Prevê o artigo 593.º que nas acções que hajam de prosseguir, o juiz possa dispensar a audiência prévia, quando esta se destine apenas aos fins indicados nas alíneas d), e) e f) do n.º 1 do artigo 591º- ou seja, quando se destine, apenas, a proferir despacho saneador, a determinar adequação formal, simplificação ou agilização processual, ou a identificar o objecto do litígio e a enunciar os temas da prova-, caso em que, nos 20 dias subsequentes ao termo dos articulados, profere despacho nos termos do n.º 2 do mesmo normativo, podendo as partes requerer a realização da audiência prévia se pretenderem reclamar do despacho na parte em que determinou adequação formal, simplificação ou agilização processual, ou identificou o objecto do litígio e enunciou os temas da prova, em conformidade com o n.º 3 do citado dispositivo.
Define o artigo 595º, n.º 1, do CPC quais os fins a que se destina o despacho saneador: a) conhecer das excepções dilatórias ou nulidades processuais que hajam sido suscitadas pelas partes, ou, que, face aos elementos constantes dos autos, deva apreciar oficiosamente; b) conhecer imediatamente do mérito da causa, sempre que o estado do processo permitir, sem necessidade de mais provas, a apreciação total ou parcial, do ou dos pedidos deduzidos ou de alguma excepção peremptória.

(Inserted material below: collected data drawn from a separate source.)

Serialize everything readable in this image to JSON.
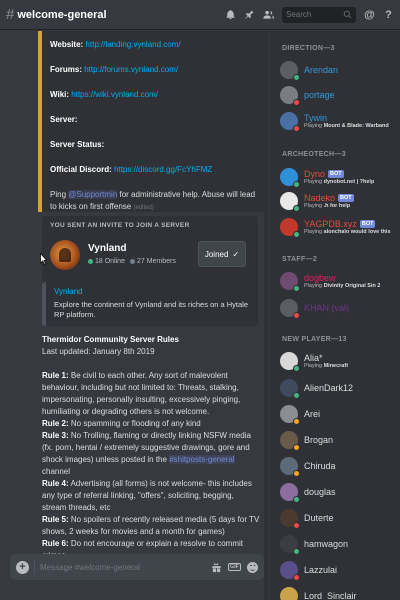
{
  "header": {
    "channel": "welcome-general",
    "search_placeholder": "Search",
    "icon_names": [
      "bell-icon",
      "pin-icon",
      "members-icon",
      "search-icon",
      "at-icon",
      "help-icon"
    ]
  },
  "embed": {
    "website_label": "Website:",
    "website_url": "http://landing.vynland.com/",
    "forums_label": "Forums:",
    "forums_url": "http://forums.vynland.com/",
    "wiki_label": "Wiki:",
    "wiki_url": "https://wiki.vynland.com/",
    "server_label": "Server:",
    "status_label": "Server Status:",
    "discord_label": "Official Discord:",
    "discord_url": "https://discord.gg/FcYhFMZ",
    "ping_prefix": "Ping ",
    "ping_mention": "@Supportmin",
    "ping_suffix": " for administrative help. Abuse will lead to kicks on first offense",
    "edited": "(edited)",
    "accent_color": "#d6a33a"
  },
  "invite": {
    "title": "YOU SENT AN INVITE TO JOIN A SERVER",
    "server_name": "Vynland",
    "online": "18 Online",
    "members": "27 Members",
    "button": "Joined"
  },
  "preview": {
    "title": "Vynland",
    "description": "Explore the continent of Vynland and its riches on a Hytale RP platform."
  },
  "rules": {
    "title": "Thermidor Community Server Rules",
    "updated": "Last updated: January 8th 2019",
    "r1_label": "Rule 1:",
    "r1_text": " Be civil to each other. Any sort of malevolent behaviour, including but not limited to: Threats, stalking, impersonating, personally insulting, excessively pinging, humiliating or degrading others is not welcome.",
    "r2_label": "Rule 2:",
    "r2_text": " No spamming or flooding of any kind",
    "r3_label": "Rule 3:",
    "r3_text": " No Trolling, flaming or directly linking NSFW media (fx. porn, hentai / extremely suggestive drawings, gore and shock images) unless posted in the ",
    "r3_channel": "#shitposts-general",
    "r3_tail": " channel",
    "r4_label": "Rule 4:",
    "r4_text": " Advertising (all forms) is not welcome- this includes any type of referral linking, \"offers\", soliciting, begging, stream threads, etc",
    "r5_label": "Rule 5:",
    "r5_text": " No spoilers of recently released media  (5 days for TV shows, 2 weeks for movies and a month for games)",
    "r6_label": "Rule 6:",
    "r6_text": " Do not encourage or explain a resolve to commit crimes"
  },
  "input": {
    "placeholder": "Message #welcome-general",
    "gif_label": "GIF"
  },
  "members": {
    "direction_header": "DIRECTION—3",
    "archeotech_header": "ARCHEOTECH—3",
    "staff_header": "STAFF—2",
    "newplayer_header": "NEW PLAYER—13",
    "bot_tag": "BOT",
    "playing": "Playing ",
    "list": [
      {
        "name": "Arendan",
        "color": "#3498db",
        "status": "online",
        "avatar": "#5b5e63",
        "activity": ""
      },
      {
        "name": "portage",
        "color": "#3498db",
        "status": "dnd",
        "avatar": "#7a7d82",
        "activity": ""
      },
      {
        "name": "Tywin",
        "color": "#3498db",
        "status": "dnd",
        "avatar": "#4a6fa5",
        "activity": "Mount & Blade: Warband"
      },
      {
        "name": "Dyno",
        "color": "#e74c3c",
        "status": "online",
        "avatar": "#2f8fd8",
        "activity": "dynobot.net | ?help",
        "bot": true
      },
      {
        "name": "Nadeko",
        "color": "#e74c3c",
        "status": "online",
        "avatar": "#e8e8e8",
        "activity": ".h for help",
        "bot": true
      },
      {
        "name": "YAGPDB.xyz",
        "color": "#e74c3c",
        "status": "online",
        "avatar": "#c0392b",
        "activity": "alonchalo would love this",
        "bot": true
      },
      {
        "name": "dogbew",
        "color": "#e91e63",
        "status": "online",
        "avatar": "#6d4c6f",
        "activity": "Divinity Original Sin 2"
      },
      {
        "name": "KHAN (val)",
        "color": "#71368a",
        "status": "dnd",
        "avatar": "#5a5d62",
        "activity": ""
      },
      {
        "name": "Alia*",
        "color": "#dcddde",
        "status": "online",
        "avatar": "#d8d8d8",
        "activity": "Minecraft"
      },
      {
        "name": "AlienDark12",
        "color": "#dcddde",
        "status": "online",
        "avatar": "#3f4a5e",
        "activity": ""
      },
      {
        "name": "Arei",
        "color": "#dcddde",
        "status": "idle",
        "avatar": "#8a8d92",
        "activity": ""
      },
      {
        "name": "Brogan",
        "color": "#dcddde",
        "status": "idle",
        "avatar": "#6a5a4a",
        "activity": ""
      },
      {
        "name": "Chiruda",
        "color": "#dcddde",
        "status": "idle",
        "avatar": "#5d6a7a",
        "activity": ""
      },
      {
        "name": "douglas",
        "color": "#dcddde",
        "status": "online",
        "avatar": "#8d6e9e",
        "activity": ""
      },
      {
        "name": "Duterte",
        "color": "#dcddde",
        "status": "dnd",
        "avatar": "#4b3a2f",
        "activity": ""
      },
      {
        "name": "hamwagon",
        "color": "#dcddde",
        "status": "online",
        "avatar": "#3a3d42",
        "activity": ""
      },
      {
        "name": "Lazzulai",
        "color": "#dcddde",
        "status": "dnd",
        "avatar": "#5a4f8a",
        "activity": ""
      },
      {
        "name": "Lord_Sinclair_",
        "color": "#dcddde",
        "status": "dnd",
        "avatar": "#c9a34a",
        "activity": ""
      }
    ]
  }
}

Da Exposição de Motivos da Proposta de Lei nº 113/XII pode extrair-se: “A audiência prévia é, por princípio, obrigatória, porquanto só não se realizará nas acções não contestadas que tenham prosseguido em regime de revelia inoperante e nas acções que devam findar no despacho saneador pela procedência de uma excepção dilatória, desde que esta tenha sido debatida nos articulados. No que respeita aos seus fins, a audiência prévia tem como objecto: (i) a tentativa de conciliação das partes; (ii) o exercício de contraditório, sob o primado da oralidade, relativamente às matérias a decidir no despacho saneador que as partes não tenham tido a oportunidade de discutir nos articulados; (iii) o debate oral, destinado a suprir eventuais insuficiências ou imprecisões na factualidade alegada e que hajam passado o crivo do despacho pré-saneador; (iv) a prolação de despacho saneador, apreciando excepções dilatórias e conhecendo imediatamente, no todo ou em parte, do mérito da causa; (v) a prolação, após debate, de despacho destinado a identificar o objecto do litígio e a enunciar os temas da prova.
Do que fica dito, colhe-se, sem margem para dúvidas, que a realização da audiência prévia é tendencialmente obrigatória, porquanto, por um lado, só em casos muito contados a lei permite que ela não se realize (previstos no artigo 592º) – casos esses que, como é indiscutido, não se verificam na situação dos autos - e, por outro, só nas hipóteses contempladas no artigo 593º, n.º 1, fica ao critério do juiz dispensar a sua realização.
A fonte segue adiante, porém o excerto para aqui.